The Scripture text we are looking at today tells us that there is something more important in this world than being successful and that is to be faithful. ILL: Mother Teresa was a great spiritual figure who inspired millions around the world during her lifetime spent among the poorest and most desperate people on earth – the poorest of the poor in India. Mother Teresa was once asked by a visitor how she could keep working patiently for so many years among these poor and desperate people with such meager apparent results. She answered, “We are not here to be successful. We are here to be faithful.”2
ILL: In a book of his, Thomas Rainer tells of an interview Billy Graham had with an interviewer. The interviewer was fascinated by Graham’s success and asked if he anticipated being given great rewards in heaven for the millions of lives he had impacted through his worldwide ministry.
Billy Graham said that he was not sure of the extent of his own rewards, God is the final Judge, but he was certain that others would have greater rewards than he. He went on to say that there is a faithful elderly woman whom he knows, who is right now on her knees praying for her little country church, her family, and her nation. For nearly 80 years, the sweet lady has been faithful to her Lord. She has been constantly praying, and reading the Bible daily. To Billy Graham, that lady and many others like her, will receive the greatest rewards in heaven.

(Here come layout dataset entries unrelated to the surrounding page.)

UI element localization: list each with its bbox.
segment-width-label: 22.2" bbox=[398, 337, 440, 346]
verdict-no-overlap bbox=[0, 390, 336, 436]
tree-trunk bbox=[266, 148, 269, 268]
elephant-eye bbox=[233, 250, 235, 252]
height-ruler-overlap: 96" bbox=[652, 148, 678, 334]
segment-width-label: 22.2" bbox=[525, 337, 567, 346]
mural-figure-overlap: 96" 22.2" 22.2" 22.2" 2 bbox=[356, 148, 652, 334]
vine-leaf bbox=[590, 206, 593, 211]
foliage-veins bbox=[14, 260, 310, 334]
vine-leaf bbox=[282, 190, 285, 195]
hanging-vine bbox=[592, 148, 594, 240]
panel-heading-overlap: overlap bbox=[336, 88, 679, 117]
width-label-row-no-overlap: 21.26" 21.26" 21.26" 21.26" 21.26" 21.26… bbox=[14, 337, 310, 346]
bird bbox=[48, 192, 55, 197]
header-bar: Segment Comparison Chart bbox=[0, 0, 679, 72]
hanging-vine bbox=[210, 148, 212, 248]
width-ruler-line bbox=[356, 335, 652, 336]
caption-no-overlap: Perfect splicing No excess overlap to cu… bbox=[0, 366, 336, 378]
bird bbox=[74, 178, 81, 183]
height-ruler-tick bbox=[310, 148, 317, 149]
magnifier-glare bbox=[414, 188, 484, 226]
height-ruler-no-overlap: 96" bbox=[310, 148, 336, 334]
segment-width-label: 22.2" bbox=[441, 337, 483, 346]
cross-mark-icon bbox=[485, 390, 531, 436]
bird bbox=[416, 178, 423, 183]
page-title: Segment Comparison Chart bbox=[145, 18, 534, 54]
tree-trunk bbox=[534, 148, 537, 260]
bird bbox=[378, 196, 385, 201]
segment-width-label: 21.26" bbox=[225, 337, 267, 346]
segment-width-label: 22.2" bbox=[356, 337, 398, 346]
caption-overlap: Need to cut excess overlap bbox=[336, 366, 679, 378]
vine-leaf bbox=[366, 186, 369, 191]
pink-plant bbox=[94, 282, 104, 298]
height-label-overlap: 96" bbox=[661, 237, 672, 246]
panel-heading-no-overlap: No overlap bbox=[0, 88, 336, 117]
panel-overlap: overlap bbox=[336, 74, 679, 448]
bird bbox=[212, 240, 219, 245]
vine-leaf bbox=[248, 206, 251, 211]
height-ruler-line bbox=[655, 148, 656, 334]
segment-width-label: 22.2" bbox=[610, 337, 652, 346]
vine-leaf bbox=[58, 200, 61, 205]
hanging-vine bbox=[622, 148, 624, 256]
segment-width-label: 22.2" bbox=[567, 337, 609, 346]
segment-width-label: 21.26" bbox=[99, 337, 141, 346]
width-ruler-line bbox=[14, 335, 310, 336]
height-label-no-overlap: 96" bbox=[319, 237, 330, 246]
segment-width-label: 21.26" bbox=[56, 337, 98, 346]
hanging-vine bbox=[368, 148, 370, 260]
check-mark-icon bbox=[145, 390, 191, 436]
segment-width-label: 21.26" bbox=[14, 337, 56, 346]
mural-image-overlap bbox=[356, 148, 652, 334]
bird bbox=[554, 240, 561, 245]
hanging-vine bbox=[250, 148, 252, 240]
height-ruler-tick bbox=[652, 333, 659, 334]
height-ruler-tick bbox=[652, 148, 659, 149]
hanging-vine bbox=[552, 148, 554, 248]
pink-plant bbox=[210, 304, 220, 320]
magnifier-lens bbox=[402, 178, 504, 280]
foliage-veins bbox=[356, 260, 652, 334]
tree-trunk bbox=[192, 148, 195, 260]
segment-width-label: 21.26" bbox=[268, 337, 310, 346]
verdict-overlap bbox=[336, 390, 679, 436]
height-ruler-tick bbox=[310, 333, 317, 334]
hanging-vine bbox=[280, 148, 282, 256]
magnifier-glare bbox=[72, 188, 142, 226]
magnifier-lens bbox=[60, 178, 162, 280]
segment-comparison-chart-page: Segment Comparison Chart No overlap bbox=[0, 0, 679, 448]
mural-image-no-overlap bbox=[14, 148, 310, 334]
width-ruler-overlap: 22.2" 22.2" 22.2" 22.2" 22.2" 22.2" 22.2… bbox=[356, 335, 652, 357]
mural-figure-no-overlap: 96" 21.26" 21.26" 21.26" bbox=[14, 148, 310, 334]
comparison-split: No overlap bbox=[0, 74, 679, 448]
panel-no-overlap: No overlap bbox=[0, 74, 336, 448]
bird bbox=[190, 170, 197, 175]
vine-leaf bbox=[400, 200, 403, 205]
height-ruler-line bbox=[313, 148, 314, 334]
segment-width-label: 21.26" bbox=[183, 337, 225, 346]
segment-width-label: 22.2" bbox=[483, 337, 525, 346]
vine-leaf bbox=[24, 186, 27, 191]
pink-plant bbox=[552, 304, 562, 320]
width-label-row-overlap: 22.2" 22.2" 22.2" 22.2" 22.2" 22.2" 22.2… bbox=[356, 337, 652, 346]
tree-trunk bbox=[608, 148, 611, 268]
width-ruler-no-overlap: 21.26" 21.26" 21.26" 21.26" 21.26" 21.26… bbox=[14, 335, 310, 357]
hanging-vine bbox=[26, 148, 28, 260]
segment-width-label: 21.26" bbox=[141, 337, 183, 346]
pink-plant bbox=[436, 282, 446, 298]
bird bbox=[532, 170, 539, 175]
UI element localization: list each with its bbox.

At the close of the interview, Billy Graham said these last words: "You see, we are not called to be successful. We are called to be faithful." 3
The Bible has much to say about faithfulness, very little to say about success. My Bible concordance reveals that the words “faithful” and “faithfulness” appear 101 times in the King James version while the words “success” “successfulness” and “succeed” are used only 3 times in the entire Bible. That says to me that God is not very concerned about our “success” in life but He is very much interested in our faithfulness or our being faithful to Him. He does not say in His word, “It is required in stewards that a man be found successful” but rather “that a man be found faithful.”
Everybody is after success these days. Even pastors and churches are caught up in this mad rush towards success.

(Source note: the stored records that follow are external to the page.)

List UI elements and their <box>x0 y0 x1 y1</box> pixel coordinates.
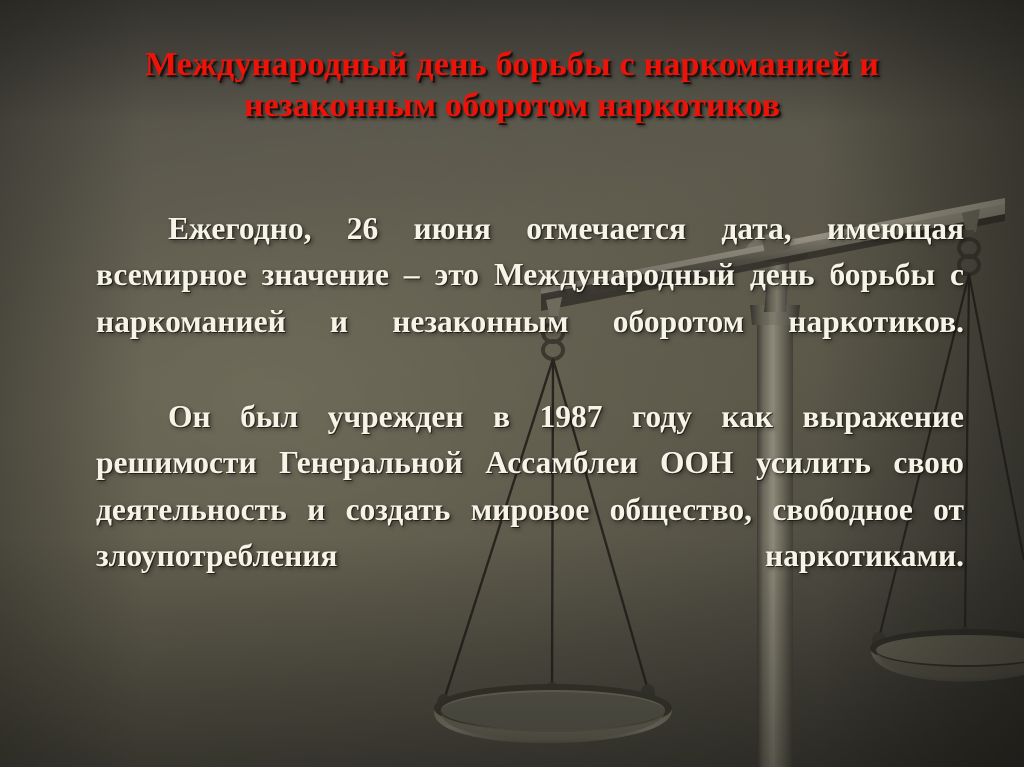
body-paragraph-2: Он был учрежден в 1987 году как выражени… <box>96 394 964 626</box>
page-title: Международный день борьбы с наркоманией … <box>60 44 964 127</box>
title-line-2: незаконным оборотом наркотиков <box>60 85 964 126</box>
presentation-slide: Международный день борьбы с наркоманией … <box>0 0 1024 767</box>
body-paragraph-1: Ежегодно, 26 июня отмечается дата, имеющ… <box>96 206 964 392</box>
slide-body: Ежегодно, 26 июня отмечается дата, имеющ… <box>96 206 964 626</box>
title-line-1: Международный день борьбы с наркоманией … <box>60 44 964 85</box>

So, in the kind of world we live in today, what is meant by this word that has become a strange and forgotten word in our time: “It is required of stewards that a man be found faithful?”
And, just what is a “steward” in the biblical sense?

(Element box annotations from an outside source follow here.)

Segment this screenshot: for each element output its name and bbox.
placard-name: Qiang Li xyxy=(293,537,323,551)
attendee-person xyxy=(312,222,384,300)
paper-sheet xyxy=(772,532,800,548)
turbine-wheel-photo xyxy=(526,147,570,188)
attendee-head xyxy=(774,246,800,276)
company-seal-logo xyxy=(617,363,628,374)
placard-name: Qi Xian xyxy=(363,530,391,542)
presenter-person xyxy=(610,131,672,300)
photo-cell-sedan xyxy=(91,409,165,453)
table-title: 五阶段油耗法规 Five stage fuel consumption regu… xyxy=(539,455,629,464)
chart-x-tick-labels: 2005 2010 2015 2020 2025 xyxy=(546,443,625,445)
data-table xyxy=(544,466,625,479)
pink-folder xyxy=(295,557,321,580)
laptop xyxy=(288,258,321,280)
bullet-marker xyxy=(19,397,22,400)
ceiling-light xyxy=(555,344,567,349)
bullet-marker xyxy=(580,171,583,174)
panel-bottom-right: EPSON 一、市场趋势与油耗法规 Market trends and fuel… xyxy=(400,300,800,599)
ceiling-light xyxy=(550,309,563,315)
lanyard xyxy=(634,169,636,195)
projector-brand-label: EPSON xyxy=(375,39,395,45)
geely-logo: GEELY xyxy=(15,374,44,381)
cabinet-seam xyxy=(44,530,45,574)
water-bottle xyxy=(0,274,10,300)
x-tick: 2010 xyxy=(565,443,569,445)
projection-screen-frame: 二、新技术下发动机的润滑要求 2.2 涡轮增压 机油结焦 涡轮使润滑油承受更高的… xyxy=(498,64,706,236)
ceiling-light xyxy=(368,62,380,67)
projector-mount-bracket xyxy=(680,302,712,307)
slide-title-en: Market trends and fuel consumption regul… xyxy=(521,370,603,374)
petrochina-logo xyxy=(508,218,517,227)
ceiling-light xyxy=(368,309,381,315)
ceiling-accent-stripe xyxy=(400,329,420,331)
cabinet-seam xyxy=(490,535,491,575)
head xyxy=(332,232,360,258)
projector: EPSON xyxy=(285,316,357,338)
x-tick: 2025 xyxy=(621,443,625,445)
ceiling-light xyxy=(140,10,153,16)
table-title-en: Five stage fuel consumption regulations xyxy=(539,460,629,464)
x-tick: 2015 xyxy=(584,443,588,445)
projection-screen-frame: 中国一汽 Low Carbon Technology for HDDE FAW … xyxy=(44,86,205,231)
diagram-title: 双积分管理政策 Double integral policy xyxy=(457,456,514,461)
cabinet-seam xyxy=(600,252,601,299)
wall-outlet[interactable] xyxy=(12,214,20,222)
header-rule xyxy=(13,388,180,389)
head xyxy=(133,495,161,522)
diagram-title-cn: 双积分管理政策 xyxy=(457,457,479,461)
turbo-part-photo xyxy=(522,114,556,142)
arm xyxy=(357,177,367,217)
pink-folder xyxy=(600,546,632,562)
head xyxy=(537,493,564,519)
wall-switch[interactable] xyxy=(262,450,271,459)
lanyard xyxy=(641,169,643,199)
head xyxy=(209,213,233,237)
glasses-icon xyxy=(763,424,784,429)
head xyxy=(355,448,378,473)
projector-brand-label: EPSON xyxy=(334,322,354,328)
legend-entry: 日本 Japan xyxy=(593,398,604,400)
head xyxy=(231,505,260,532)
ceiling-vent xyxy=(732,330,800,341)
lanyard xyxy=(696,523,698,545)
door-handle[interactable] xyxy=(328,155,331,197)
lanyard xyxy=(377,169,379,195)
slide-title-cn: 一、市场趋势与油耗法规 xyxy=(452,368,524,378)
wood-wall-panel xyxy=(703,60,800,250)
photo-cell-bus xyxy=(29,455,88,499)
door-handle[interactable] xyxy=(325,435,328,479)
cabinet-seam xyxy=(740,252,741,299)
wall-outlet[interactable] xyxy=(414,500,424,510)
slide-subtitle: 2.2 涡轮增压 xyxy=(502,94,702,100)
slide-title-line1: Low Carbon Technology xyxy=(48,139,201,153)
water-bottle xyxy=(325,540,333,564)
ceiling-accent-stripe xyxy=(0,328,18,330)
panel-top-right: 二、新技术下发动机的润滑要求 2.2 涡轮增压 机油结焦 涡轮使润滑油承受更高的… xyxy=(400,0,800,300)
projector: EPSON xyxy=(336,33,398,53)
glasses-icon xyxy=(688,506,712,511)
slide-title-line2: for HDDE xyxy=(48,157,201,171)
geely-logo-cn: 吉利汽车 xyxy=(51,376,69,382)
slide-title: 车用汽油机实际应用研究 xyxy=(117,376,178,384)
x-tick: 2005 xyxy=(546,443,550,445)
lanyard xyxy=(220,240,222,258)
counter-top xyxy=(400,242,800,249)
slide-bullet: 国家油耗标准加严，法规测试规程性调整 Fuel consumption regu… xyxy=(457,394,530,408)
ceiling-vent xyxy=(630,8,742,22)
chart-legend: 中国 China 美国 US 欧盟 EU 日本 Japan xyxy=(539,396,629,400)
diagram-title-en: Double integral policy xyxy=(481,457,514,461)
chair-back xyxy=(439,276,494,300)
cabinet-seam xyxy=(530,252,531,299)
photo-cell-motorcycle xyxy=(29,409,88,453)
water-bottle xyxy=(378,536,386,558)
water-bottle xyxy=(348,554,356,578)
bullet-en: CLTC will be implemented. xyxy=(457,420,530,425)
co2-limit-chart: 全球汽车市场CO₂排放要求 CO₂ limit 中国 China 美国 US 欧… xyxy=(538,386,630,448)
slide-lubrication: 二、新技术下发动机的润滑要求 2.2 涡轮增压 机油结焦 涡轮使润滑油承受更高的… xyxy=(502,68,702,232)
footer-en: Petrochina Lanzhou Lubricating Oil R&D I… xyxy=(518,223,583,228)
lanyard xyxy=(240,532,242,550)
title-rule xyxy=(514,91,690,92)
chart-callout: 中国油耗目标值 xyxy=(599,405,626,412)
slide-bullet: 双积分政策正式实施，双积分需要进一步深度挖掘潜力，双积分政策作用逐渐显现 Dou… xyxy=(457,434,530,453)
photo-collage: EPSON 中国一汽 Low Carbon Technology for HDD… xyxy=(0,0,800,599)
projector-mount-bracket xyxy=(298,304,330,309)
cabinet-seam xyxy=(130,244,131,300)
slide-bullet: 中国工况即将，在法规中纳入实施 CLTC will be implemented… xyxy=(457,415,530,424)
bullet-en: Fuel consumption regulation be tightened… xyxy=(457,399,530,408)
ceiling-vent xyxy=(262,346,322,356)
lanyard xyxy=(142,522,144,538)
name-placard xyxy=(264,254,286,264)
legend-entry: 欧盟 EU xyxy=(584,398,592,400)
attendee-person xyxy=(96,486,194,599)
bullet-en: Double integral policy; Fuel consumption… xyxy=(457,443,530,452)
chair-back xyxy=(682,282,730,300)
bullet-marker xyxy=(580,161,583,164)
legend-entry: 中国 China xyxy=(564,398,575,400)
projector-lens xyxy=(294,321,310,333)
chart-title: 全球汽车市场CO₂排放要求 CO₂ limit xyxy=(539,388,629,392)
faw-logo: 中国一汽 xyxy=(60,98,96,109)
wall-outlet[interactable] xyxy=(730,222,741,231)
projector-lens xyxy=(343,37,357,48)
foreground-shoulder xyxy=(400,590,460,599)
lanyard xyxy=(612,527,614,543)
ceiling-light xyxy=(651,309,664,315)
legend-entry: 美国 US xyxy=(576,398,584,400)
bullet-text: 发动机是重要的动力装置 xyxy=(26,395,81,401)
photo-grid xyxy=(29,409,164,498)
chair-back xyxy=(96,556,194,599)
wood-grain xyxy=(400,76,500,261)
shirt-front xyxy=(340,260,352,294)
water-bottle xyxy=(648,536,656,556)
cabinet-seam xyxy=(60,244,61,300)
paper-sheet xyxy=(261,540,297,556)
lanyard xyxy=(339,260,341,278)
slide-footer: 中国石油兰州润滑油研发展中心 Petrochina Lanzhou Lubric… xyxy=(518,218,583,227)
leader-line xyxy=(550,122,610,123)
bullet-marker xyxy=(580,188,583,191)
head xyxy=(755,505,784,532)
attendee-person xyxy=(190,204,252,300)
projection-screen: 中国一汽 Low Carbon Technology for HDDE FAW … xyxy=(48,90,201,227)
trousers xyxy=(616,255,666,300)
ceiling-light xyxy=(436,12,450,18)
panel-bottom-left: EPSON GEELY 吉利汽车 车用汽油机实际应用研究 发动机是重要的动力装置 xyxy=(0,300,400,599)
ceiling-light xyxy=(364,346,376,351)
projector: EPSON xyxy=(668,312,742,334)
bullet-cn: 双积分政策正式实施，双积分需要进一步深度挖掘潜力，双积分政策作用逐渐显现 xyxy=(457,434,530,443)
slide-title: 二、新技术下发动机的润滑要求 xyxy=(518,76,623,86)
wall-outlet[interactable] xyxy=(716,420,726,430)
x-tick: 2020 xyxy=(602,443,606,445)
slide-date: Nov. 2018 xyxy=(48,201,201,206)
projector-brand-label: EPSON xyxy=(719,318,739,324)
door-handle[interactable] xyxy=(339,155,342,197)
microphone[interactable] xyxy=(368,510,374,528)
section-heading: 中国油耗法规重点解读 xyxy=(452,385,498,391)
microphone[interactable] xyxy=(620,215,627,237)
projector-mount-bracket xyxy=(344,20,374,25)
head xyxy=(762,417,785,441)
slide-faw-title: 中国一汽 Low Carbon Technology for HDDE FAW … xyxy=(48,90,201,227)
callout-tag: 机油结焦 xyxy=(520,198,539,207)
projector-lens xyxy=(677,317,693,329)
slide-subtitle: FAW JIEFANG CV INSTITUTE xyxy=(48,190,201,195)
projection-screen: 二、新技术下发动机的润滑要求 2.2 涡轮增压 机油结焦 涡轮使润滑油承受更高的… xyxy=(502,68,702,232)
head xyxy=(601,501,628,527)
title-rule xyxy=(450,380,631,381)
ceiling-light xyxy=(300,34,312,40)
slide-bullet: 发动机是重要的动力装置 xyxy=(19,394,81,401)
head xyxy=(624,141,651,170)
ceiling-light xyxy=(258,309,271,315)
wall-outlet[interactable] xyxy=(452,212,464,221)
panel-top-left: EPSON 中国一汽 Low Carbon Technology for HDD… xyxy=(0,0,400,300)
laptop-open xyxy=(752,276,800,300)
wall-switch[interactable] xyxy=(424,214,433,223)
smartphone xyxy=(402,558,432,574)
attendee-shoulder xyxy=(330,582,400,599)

1. First off, just what is a steward, anyway?
A steward and a slave are a bit different in the New Testament. The apostle Paul describes us all as slaves – slaves of Jesus Christ. We are bought with a price. We are not our own. We are committed to complete obedience to our Master, Jesus Christ.. All of us who are Christians are considered “slaves of Jesus Christ.” A steward is just a bit more. A steward is usually a slave with additional responsibilities. He has been placed in charge of his master’s estate, his belongings. They do not belong to him but he is responsible for the administration of them. Paul considered himself a steward, but he also called himself a slave, a slave of Jesus Christ. Look at verse one: “Let a man so consider us, as servants (slaves) of Christ and stewards of the mysteries of God.” If you are saved, you are a “slave of Jesus Christ.” If you have anything in your care, you are also a steward, a person in charge of a treasure left in your keepiing. If you have nothing, absolutely nothing in your hand, no money, no bank account, no family, no possessions, no land or houses, no livestock, no tangible assets, no talents, no abilities, I suppose you are only a “slave of Christ” But the moment something comes into your hand, into your possession, you are from that moment a steward, one charged with a responsibility to be faithful to God in the wise use of whatever you have in your hand. And in that capacity God requires of you faithfulness. You continue to be a slave of Christ but you are also a steward, a manager of a portion of your Lord’s resources. In relation to Him, you still own nothing, it all belongs to Him. “The cattle on a thousand hills are His,” says the Bible. You are merely the steward, the caretaker, the manager of all that God has placed in your hands.